Self-editing and choosing a creative path
As an artist, you are an explorer, one who ventures into the unchartered regions of the cultural, psychic, and spiritual landscapes, bringing back stories and artefacts that describe your experiences there. Whilst on your expedition you may see on the horizon a mountain of an idea that you want to conquer. You can see its shape, but not the route to the top.
Traversing this route is the journey you go on to create an artwork or a series of pieces. You must first look all around you, probe out in all directions, experiment, and research. Stay healthy, alert and prepared for the road ahead. Observe other artists on their journey, retrace some of their steps and learn their techniques, work to improve your skills and try new materials. To create art you must first create, and do this with no bounds, inhibitions, or presuppositions.

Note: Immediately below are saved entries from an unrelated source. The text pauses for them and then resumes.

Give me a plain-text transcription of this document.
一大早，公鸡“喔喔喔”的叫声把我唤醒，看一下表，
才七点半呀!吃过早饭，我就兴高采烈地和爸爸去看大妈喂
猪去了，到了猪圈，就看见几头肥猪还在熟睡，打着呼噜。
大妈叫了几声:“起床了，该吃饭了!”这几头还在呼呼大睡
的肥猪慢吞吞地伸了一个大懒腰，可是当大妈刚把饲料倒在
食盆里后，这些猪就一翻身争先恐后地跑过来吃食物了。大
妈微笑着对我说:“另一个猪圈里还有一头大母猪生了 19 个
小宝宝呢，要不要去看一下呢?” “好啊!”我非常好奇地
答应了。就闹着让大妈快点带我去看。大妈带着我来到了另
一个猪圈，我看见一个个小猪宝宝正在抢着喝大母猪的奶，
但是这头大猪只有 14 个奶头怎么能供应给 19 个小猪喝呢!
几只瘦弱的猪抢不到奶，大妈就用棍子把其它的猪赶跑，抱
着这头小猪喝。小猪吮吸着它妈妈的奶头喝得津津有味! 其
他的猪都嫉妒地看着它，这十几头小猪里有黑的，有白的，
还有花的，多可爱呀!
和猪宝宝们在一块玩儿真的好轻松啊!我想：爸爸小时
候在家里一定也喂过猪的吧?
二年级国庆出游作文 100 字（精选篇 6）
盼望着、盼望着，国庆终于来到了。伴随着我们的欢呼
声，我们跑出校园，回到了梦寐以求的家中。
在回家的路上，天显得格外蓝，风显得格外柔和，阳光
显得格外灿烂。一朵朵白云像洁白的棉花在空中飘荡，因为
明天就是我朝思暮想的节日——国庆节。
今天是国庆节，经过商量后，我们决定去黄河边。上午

So how do you know when you’re on the right path? How can you tell if these experiments are successful? It’s a feeling, a sense of serenity, an intuitive understanding of things clicking into place. The work you’re creating aligns with what you want to communicate to the viewer.
This is an excellent time to mention the importance of knowing what you want to communicate. It’s often in the journey that we discover the message and art can say so much more than we can express in words. There needs to be an ongoing conversation with oneself about where you’re headed, although this is best done at intervals from creating, rather than during moments of creativity. You should know why you set off, and why you create what you create, whilst you’re learning what experience you want to induce in others and how best to make it happen.
As you experiment, reflect, and make selections you’re approaching the base of the mountain, or maybe a different peak entirely from the one you first spotted. The route up is visible, but it still dips and curls out of sight. Keep testing, keep experimenting, and don’t be afraid to turn back and take a different route, or return to a path once abandoned.
This is where I’m at now, approaching a new peak, a new body of work. I have a planned route, a process in mind and tools laid out. It’s been a few weeks of experimentation and fumbling in the foothills to get here, but I’m excited about the journey, what I’ll find on the way and the views from the top.